Des business models à inventer

Reste à inscrire ces innovations, qui concernent tout le monde au quotidien, dans le paysage économique – donc à trouver le bon modèle. « Pour l’heure nous cherchons à signer des partenariats avec la Mairie de Paris, la Poste… pour prouver que notre innovation fonctionne à grande échelle. 400 véhicules ont déjà été testés. Nous avons parcouru 3 millions de kilomètres avec des prototypes », soutient Igor Turevsky, qui compte bien à terme faire venir les constructeurs. « L’autre solution sera de signer des partenariats avec les Speedy, Midas, Feu Vert… afin de toucher le grand public, qui n’aura qu’à prendre rendez-vous pour que le garage lui installe la box. » Les pistes qui s’offrent à ces défricheurs sont infinies. « Nous nous efforçons d’incuber les modèles qui montent. Nous connaissons bien les clients qui ont ces besoins en énergie, nous avons donc un avantage. Mais nous ne sommes sûrs de rien pour l’avenir, la valeur ne cesse de se déplacer ; il nous faut donc être plus ou moins présents sur toute la chaîne pour prétendre aux premières places demain », observe Jérôme Schmitt chez Total gaz, électricité et énergies renouvelables qui a racheté SunPower en 2011, et qui investit le secteur du stockage en énergie et la mobilité électrique.
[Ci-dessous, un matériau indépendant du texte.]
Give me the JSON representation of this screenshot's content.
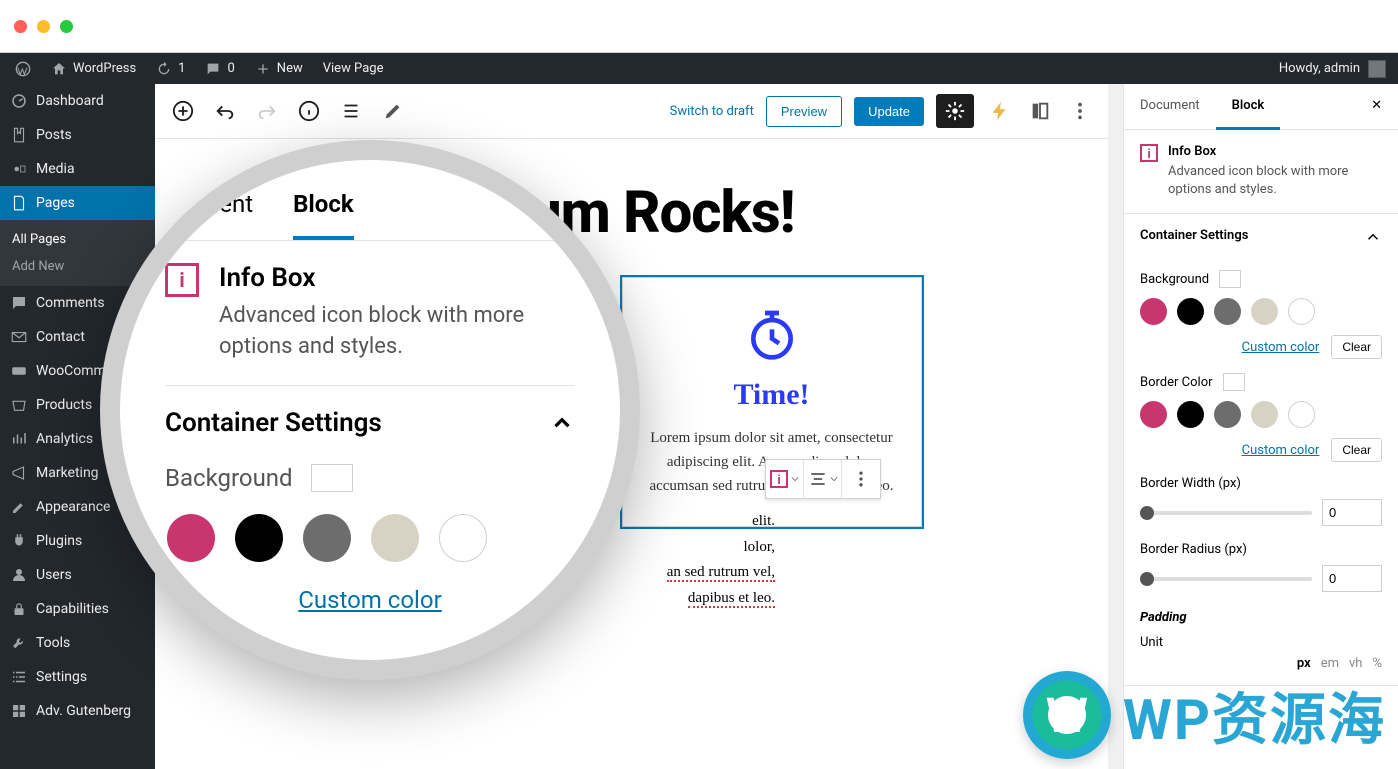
{
  "mac": {
    "close": "close",
    "min": "minimize",
    "max": "maximize"
  },
  "adminbar": {
    "site_name": "WordPress",
    "updates": "1",
    "comments": "0",
    "new": "New",
    "view_page": "View Page",
    "howdy": "Howdy, admin"
  },
  "sidebar": {
    "items": [
      {
        "label": "Dashboard",
        "icon": "dashboard"
      },
      {
        "label": "Posts",
        "icon": "pin"
      },
      {
        "label": "Media",
        "icon": "media"
      },
      {
        "label": "Pages",
        "icon": "page",
        "active": true
      },
      {
        "label": "Comments",
        "icon": "comment"
      },
      {
        "label": "Contact",
        "icon": "mail"
      },
      {
        "label": "WooComme…",
        "icon": "woo"
      },
      {
        "label": "Products",
        "icon": "box"
      },
      {
        "label": "Analytics",
        "icon": "chart"
      },
      {
        "label": "Marketing",
        "icon": "megaphone"
      },
      {
        "label": "Appearance",
        "icon": "brush"
      },
      {
        "label": "Plugins",
        "icon": "plug"
      },
      {
        "label": "Users",
        "icon": "user"
      },
      {
        "label": "Capabilities",
        "icon": "lock"
      },
      {
        "label": "Tools",
        "icon": "wrench"
      },
      {
        "label": "Settings",
        "icon": "gear"
      },
      {
        "label": "Adv. Gutenberg",
        "icon": "blocks"
      }
    ],
    "submenu": {
      "all_pages": "All Pages",
      "add_new": "Add New"
    }
  },
  "editor_header": {
    "switch_draft": "Switch to draft",
    "preview": "Preview",
    "update": "Update"
  },
  "canvas": {
    "title": "psum Rocks!",
    "infobox_right": {
      "heading": "Time!",
      "text": "Lorem ipsum dolor sit amet, consectetur adipiscing elit. Aenean diam dolor, accumsan sed rutrum vel, dapibus et leo."
    },
    "infobox_left_peek": {
      "frag1": "elit.",
      "frag2": "lolor,",
      "frag3": "an sed rutrum vel,",
      "frag4": "dapibus et leo."
    }
  },
  "inspector": {
    "tabs": {
      "document": "Document",
      "block": "Block"
    },
    "block_card": {
      "title": "Info Box",
      "desc": "Advanced icon block with more options and styles."
    },
    "container_settings": {
      "title": "Container Settings",
      "background_label": "Background",
      "border_color_label": "Border Color",
      "custom_color": "Custom color",
      "clear": "Clear",
      "border_width_label": "Border Width (px)",
      "border_width_value": "0",
      "border_radius_label": "Border Radius (px)",
      "border_radius_value": "0",
      "padding_label": "Padding",
      "unit_label": "Unit",
      "units": [
        "px",
        "em",
        "vh",
        "%"
      ]
    },
    "colors": [
      "#c9356e",
      "#000000",
      "#6d6d6d",
      "#d6d2c4",
      "#ffffff"
    ]
  },
  "magnifier": {
    "tabs": {
      "document": "ument",
      "block": "Block"
    },
    "card": {
      "title": "Info Box",
      "desc": "Advanced icon block with more options and styles."
    },
    "panel_title": "Container Settings",
    "background_label": "Background",
    "custom_color": "Custom color"
  },
  "watermark": {
    "text": "WP资源海"
  }
}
Assurément, alors que l’époque est à la fin du clivage entre enjeux business et enjeux sociétaux, les prochaines « licornes » viendront du Positive Impact.

Impact dans l’électroménager

Un lave-vaisselle économique

« Nous nous adressons aux jeunes urbains célibataires, en couple ou en colocation, qui mangent très peu chez eux, qui sont sur leur lieu de travail au déjeuner, et qui se font livrer ou grignotent le soir. Leur mode de vie rend inutile l’acquisition d’un lave-vaisselle classique, d’autant plus qu’ils n’ont généralement pas la place. Mais leur manière de faire la vaisselle consomme malheureusement beaucoup d’eau », pose Antoine Fichet, CEO de Daan Tech, start-up hexagonale qui a donc inventé ce modèle au design ultra-compact (10 kg) pour les personnes vivant seules, en couple ou en colocation. Bob lave et sèche la vaisselle quotidienne d’une à deux personnes en seulement 20 minutes, « consommant seulement trois litres d’eau par cycle, soit cinq fois moins qu’un lavage à la main. Il se connecte en Wi-Fi et Bluetooth », précise Lancelot Bourgeois, responsable de la communication.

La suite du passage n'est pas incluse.